I didn't want to be a boy. I wanted freedom.

Any woman who has seen the ugliness of male supremacy with her own eyes, and sees it over and over every single day, may come to think like that character in Dworkin's book. Why wouldn't she?

Would we expect that enslaved black people in the South liked white people? Why should they trust or even want to talk to anyone with white skin?

I'm extremely fortunate: I have never had to fuck for food or lodging. My college education was paid for. I had all the privelages of the white middle class, and I never had to look at men from the eyes of a prostituted woman, or a homeless woman, or a woman trying to raise children on minimum wage. But I completely support any woman who has had enough, and uses language like the Dworkin quote.

I don't talk like that about men, because I had it much easier. And I was taught that it's not peaceful or 'spiritual'.

I disagree with Marilyn French, that 'most men are on are side', If that were true, most women would not be living in poverty, there would not be an epidemic of male on female violence, the huge number of women raped and at risk for rape in Haiti would be given guns instead of whistles.

Being on 'our side' means a whole lot more than talking about it or writing about it or blogging about it. Men can stop rape and they can stop porn and they can stop prostitution. But they don't want to.

Julian Real said...

Hi lauren,

Men can stop but want to be portrayed as if they can't, by men; should women writers portray them as if they can't, they'll be termed man-haters.
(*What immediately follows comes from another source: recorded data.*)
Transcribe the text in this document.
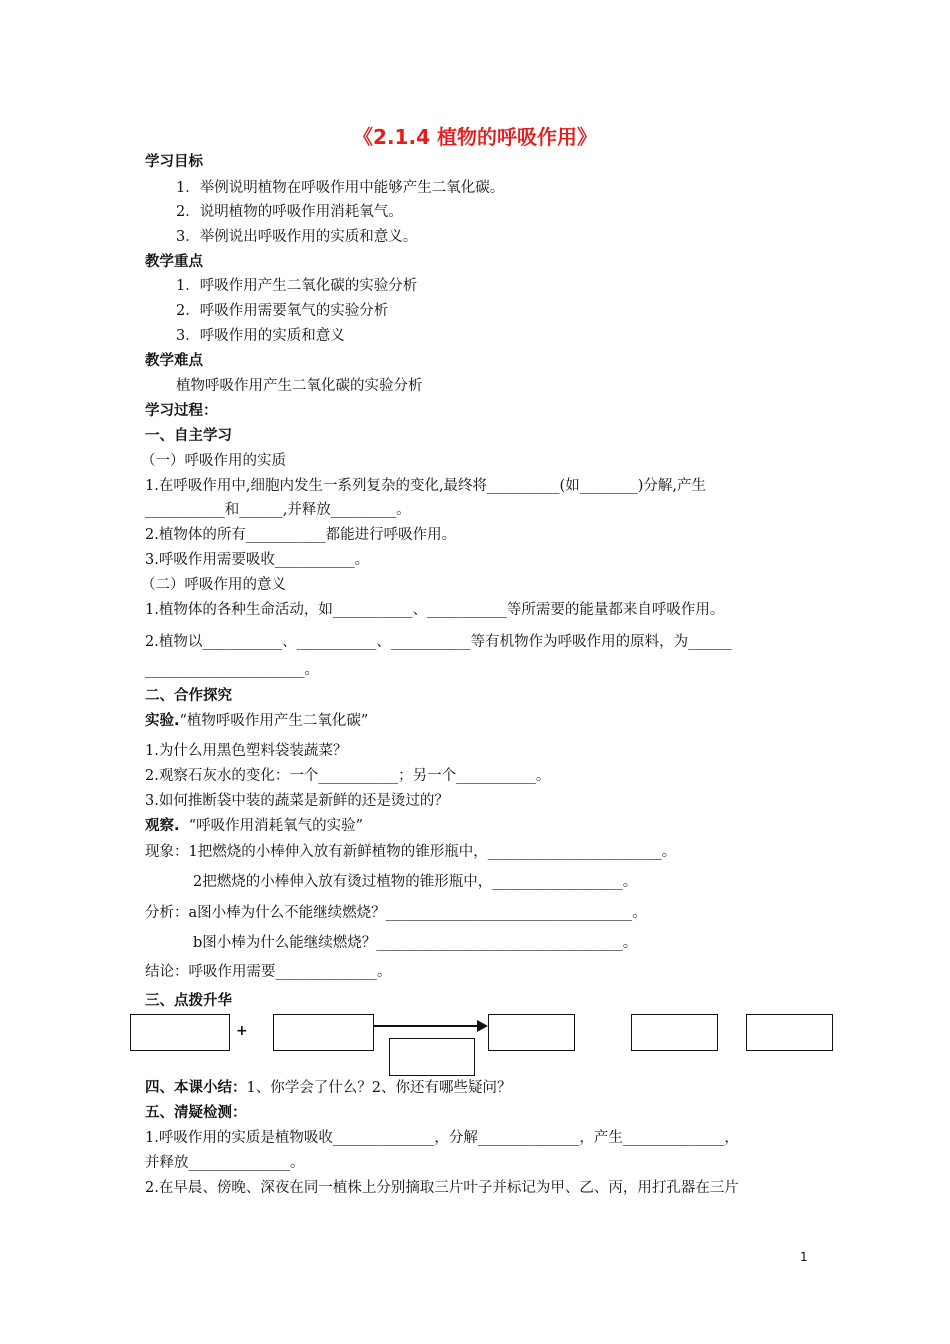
《2.1.4 植物的呼吸作用》
学习目标
1．举例说明植物在呼吸作用中能够产生二氧化碳。
2．说明植物的呼吸作用消耗氧气。
3．举例说出呼吸作用的实质和意义。
教学重点
1．呼吸作用产生二氧化碳的实验分析
2．呼吸作用需要氧气的实验分析
3．呼吸作用的实质和意义
教学难点
植物呼吸作用产生二氧化碳的实验分析
学习过程：
一、自主学习
（一）呼吸作用的实质
1.在呼吸作用中,细胞内发生一系列复杂的变化,最终将__________(如________)分解,产生
___________和______,并释放_________。
2.植物体的所有___________都能进行呼吸作用。
3.呼吸作用需要吸收___________。
（二）呼吸作用的意义
1.植物体的各种生命活动，如___________、___________等所需要的能量都来自呼吸作用。
2.植物以___________、___________、___________等有机物作为呼吸作用的原料，为______
______________________。
二、合作探究
实验.“植物呼吸作用产生二氧化碳”
1.为什么用黑色塑料袋装蔬菜？
2.观察石灰水的变化：一个___________；另一个___________。
3.如何推断袋中装的蔬菜是新鲜的还是烫过的？
观察. “呼吸作用消耗氧气的实验”
现象：1把燃烧的小棒伸入放有新鲜植物的锥形瓶中，________________________。
2把燃烧的小棒伸入放有烫过植物的锥形瓶中，__________________。
分析：a图小棒为什么不能继续燃烧？__________________________________。
b图小棒为什么能继续燃烧？__________________________________。
结论：呼吸作用需要______________。
三、点拨升华
+
四、本课小结：1、你学会了什么？2、你还有哪些疑问？
五、清疑检测：
1.呼吸作用的实质是植物吸收______________，分解______________，产生______________，
并释放______________。
2.在早晨、傍晚、深夜在同一植株上分别摘取三片叶子并标记为甲、乙、丙，用打孔器在三片
1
What, then, do we call all the men? What do we call all the men who say rape, pornography, prostitution, poverty, war is natural or inevitable to [male] humans? What do we call the men who view those and other atrocities disproportionately effecting women's safety and well-being, not-harmful or only fantasy, or stuff that's always gonna happen because boys will be boys? In what sense aren't they man-haters? In what sense aren't they also woman-haters? In my view, you'd have to hate humanity quite a bit to conclude warfare, trafficking, slavery, and rape are inevitable.

And, as you note, what is the appropriate thing to feel about a distinctly privileged group of people--men--who not only won't stop those atrocities, but who *value* and support warfare, prostitution, and rape?